Hierarchical Tags and XMP


A question came in via the blog from Hans regarding our implementation of hierarchical tags using XMP. He writes:



You chose to use a forward slash as a delimiter (path/path/keyword), which requires that this character cannot be used within a keyword.


Two problems with this approach:
1, This limitation is not in the XMP standard, XML has also an explicit, different way of how special characters are supposed to be handeled.
2, Since XMP allows forward slash – all other apps allow them, too. You can freely enter “Bugs Bunny/Mickey Mouse” or “nuclear/atomic” as a keyword. BUT: Vista Photo Gallery (and Vista Explorer) will think of it as a hierarchical keyword. Not good.


Thanks for the question, Hans.  I’m sorry to hear that our implementation of hierarchical keywords is causing you problems. We actually made a conscious decision to allow users to manually enter a slash in a keyword (as in “Washington/Seattle”) and have that interpreted as a hierarchy. We chose this solution with the behavior of other XMP-supporting applications in mind.


It is true that XMP doesn’t support any notion of hierarchical keywords, but we didn’t want to invent a brand new way of storing this metadata. We chose to use a simple character separator for hierarchical keywords so that the hierarchy would be visible and available for all of the existing applications that support XMP.


Why slash versus something else? There is no perfect choice here. We wanted to use a character that would show up correctly in every application that didn’t support hierarchical keywords (so extended Unicode characters were out of the question) and that would make sense when users saw it (which would not be true for, say, “}”). Additionally, we wanted to choose a character that was not as likely to be used in a normal keyword (which would rule out “.” or “-“, for instance).
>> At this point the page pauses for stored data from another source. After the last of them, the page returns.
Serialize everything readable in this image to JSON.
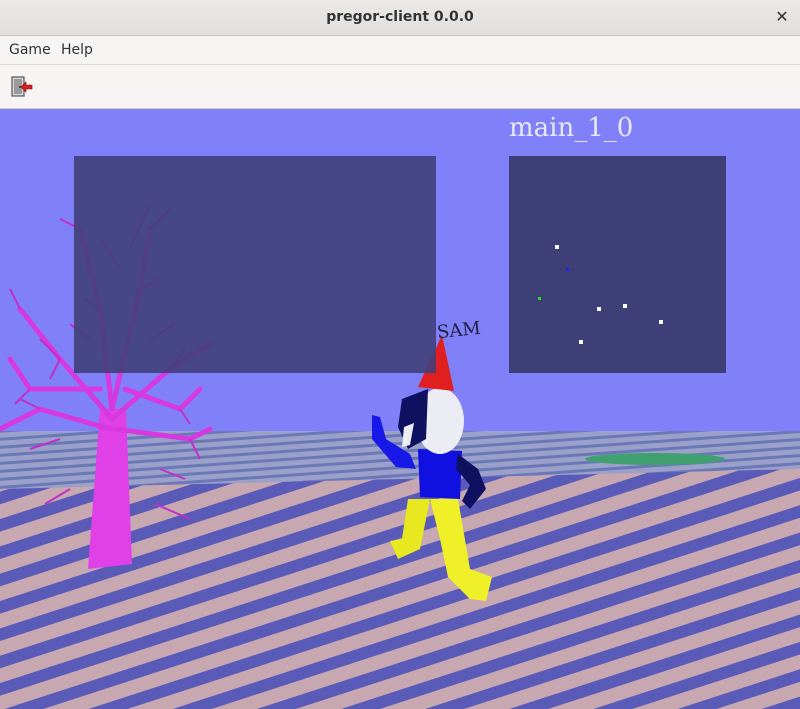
{
  "window": {
    "title": "pregor-client 0.0.0",
    "close_glyph": "✕"
  },
  "menubar": {
    "items": [
      "Game",
      "Help"
    ]
  },
  "toolbar": {
    "exit_icon": "exit-door-icon"
  },
  "game": {
    "map_label": "main_1_0",
    "player_name": "SAM",
    "colors": {
      "sky": "#8080f8",
      "panel": "#3f3f78",
      "tree": "#e040e8",
      "hat": "#e02020",
      "body": "#1010e0",
      "legs": "#f0f020"
    },
    "minimap": {
      "markers": [
        {
          "color": "#ffffff"
        },
        {
          "color": "#2020ff"
        },
        {
          "color": "#20e020"
        },
        {
          "color": "#ffffff"
        },
        {
          "color": "#ffffff"
        },
        {
          "color": "#ffffff"
        },
        {
          "color": "#ffffff"
        }
      ]
    }
  }
}
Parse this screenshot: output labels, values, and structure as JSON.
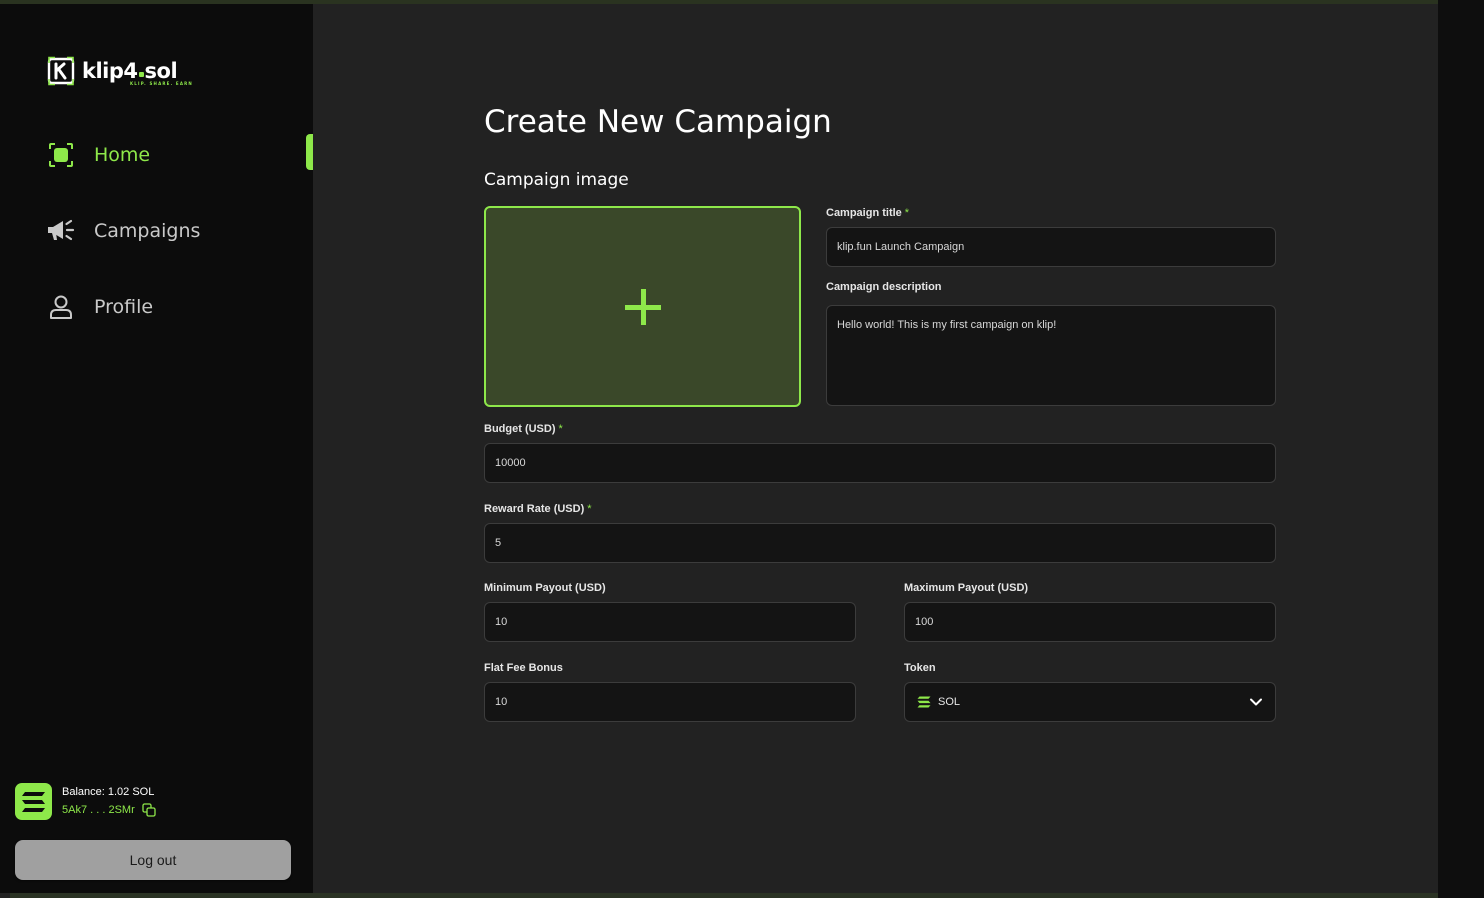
{
  "app": {
    "logo_text_a": "klip",
    "logo_text_b": "4",
    "logo_text_c": "sol",
    "logo_tagline": "KLIP. SHARE. EARN"
  },
  "sidebar": {
    "items": [
      {
        "label": "Home",
        "icon": "home-icon",
        "active": true
      },
      {
        "label": "Campaigns",
        "icon": "megaphone-icon",
        "active": false
      },
      {
        "label": "Profile",
        "icon": "user-icon",
        "active": false
      }
    ],
    "wallet": {
      "balance": "Balance: 1.02 SOL",
      "address": "5Ak7 . . . 2SMr"
    },
    "logout_label": "Log out"
  },
  "main": {
    "title": "Create New Campaign",
    "image_section_label": "Campaign image",
    "fields": {
      "title": {
        "label": "Campaign title",
        "value": "klip.fun Launch Campaign"
      },
      "description": {
        "label": "Campaign description",
        "value": "Hello world! This is my first campaign on klip!"
      },
      "budget": {
        "label": "Budget (USD)",
        "value": "10000"
      },
      "reward_rate": {
        "label": "Reward Rate (USD)",
        "value": "5"
      },
      "min_payout": {
        "label": "Minimum Payout (USD)",
        "value": "10"
      },
      "max_payout": {
        "label": "Maximum Payout (USD)",
        "value": "100"
      },
      "flat_fee": {
        "label": "Flat Fee Bonus",
        "value": "10"
      },
      "token": {
        "label": "Token",
        "value": "SOL"
      }
    },
    "required_mark": "*"
  },
  "colors": {
    "accent": "#8ee84a",
    "sidebar_bg": "#0c0c0c",
    "main_bg": "#222222",
    "input_bg": "#141414",
    "image_drop_bg": "#3a4829"
  }
}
This left us very few choices. The backslash was considered too DOS/Windows-specific. Ideally, we *do* want third-party applications that support XMP to adopt this convention, so we didn’t want to use a solution that seemed Windows-specific. The slash character existed in English punctuation long before computers. Other possibilities were “:” (similarly Mac-specific) and “|” (which is very hard to read when placed between words).


We knew there was a risk that someone might use a slash in a keyword (such as the examples you gave), but believed these cases would be rare and easily avoided. Without knowing the specifics of your scenario, I would imagine that you could enter “Bugs Bunny” and “Mickey Mouse” as separate tags, which would be more useful for searching and browsing.


Again, thank you for contacting us about this issue.  Getting feedback on how our solutions work in the real world is critical to making ongoing improvements in future versions.


– David Parlin, Principal Program Manager


Comments (3)

  1. Bil lD says:

    It seems the whole metadata construct must have been totally rushed for Vista and Microsoft Photo Info Tool.

    The whole point about XMP is that it is supposed to be extensible, so a company with MS’s resources should have been able to come up with an appropriate schema to address a set of hierarchies without having to resort to a common character such as "/" to delimit such hierarchies.

    The Photo Info Tool is also really flawed. There is a lot of information available on the internet about photo metadata that seems to have been ignored. See

    http://www.cpanforum.com/threads/4113

  2. Miniboss says:

    David,

    Thanks for discussing this issue. I am not so sure your decision for implementing hierarchical keywords under the Dublin Core element <dc:subject> cuts to the bone of the intention of this element. This is what Dublin Core says in the specs about <dc:subject>: "Typically, the topic will be represented using keywords, key phrases, or classification codes. Recommended best practice is to use a controlled vocabulary. To describe the spatial or temporal topic of the resource, use the Coverage element.". So in essence, you could write whatever you want. But if you study the description of the standard, you can see that there are explicit suggestions to use Controlled Vocabularies (classification codes) or refining elements. Your brand new colleagues from iView (the future MS Expression Media), along with the Adobe Lightroom developers, did the only logical thing: they used a separate XMP namespace for hierarchical categories.

    With xmlns:MicrosoftPhoto, you already established such a new namespace, currently used by WPF. It would not be a big deal to simply talk to the WPF folks and extend that for this purpose. You can still write the keywords (without the path) into <dc:subject>. This type of dualism is already in place with the photo rating (gets written back into the XMP block as as xmp:rating as well as MicrosoftPhoto:rating)

    What would you gain? Interoperability, less pain for the user, more compliance to the XMP standard. I would not underestimate the the folks that use Photoshop for many years and used the slash character. There is really no need to have such a limitation. I’d be more than delighted if I could make you revisit this issue for the next service pack.

    🙂

    Hans Fremuth

    http://www.thumbsplus.de

  3. Miniboss says:

    Practical example:

    Many people will probably have a category PLACES. Makes sense – unless you live in on of the largest cities in Germany, refered to as Frankfurt/Main. There is also another Frankfurt, refered to as Frankfurt/Oder. Germany does not add a state acronym behind the city, it is very common to identify this with a qualifier (Frankfurt/Main means that Frankfurt that is located at the Main river).

    Poor people in Frankfurt/Main or similar towns – they have to name their town different if they want to tag them with Photo Gallery. Or, worse, they get a surprise in case they already tagged them in Photoshop or another application (which allows this).

    I bet there are other common occurences for the slash beeing an integral part of a term that can serve as a meaningful tag.

    😉

    Hans Fremuth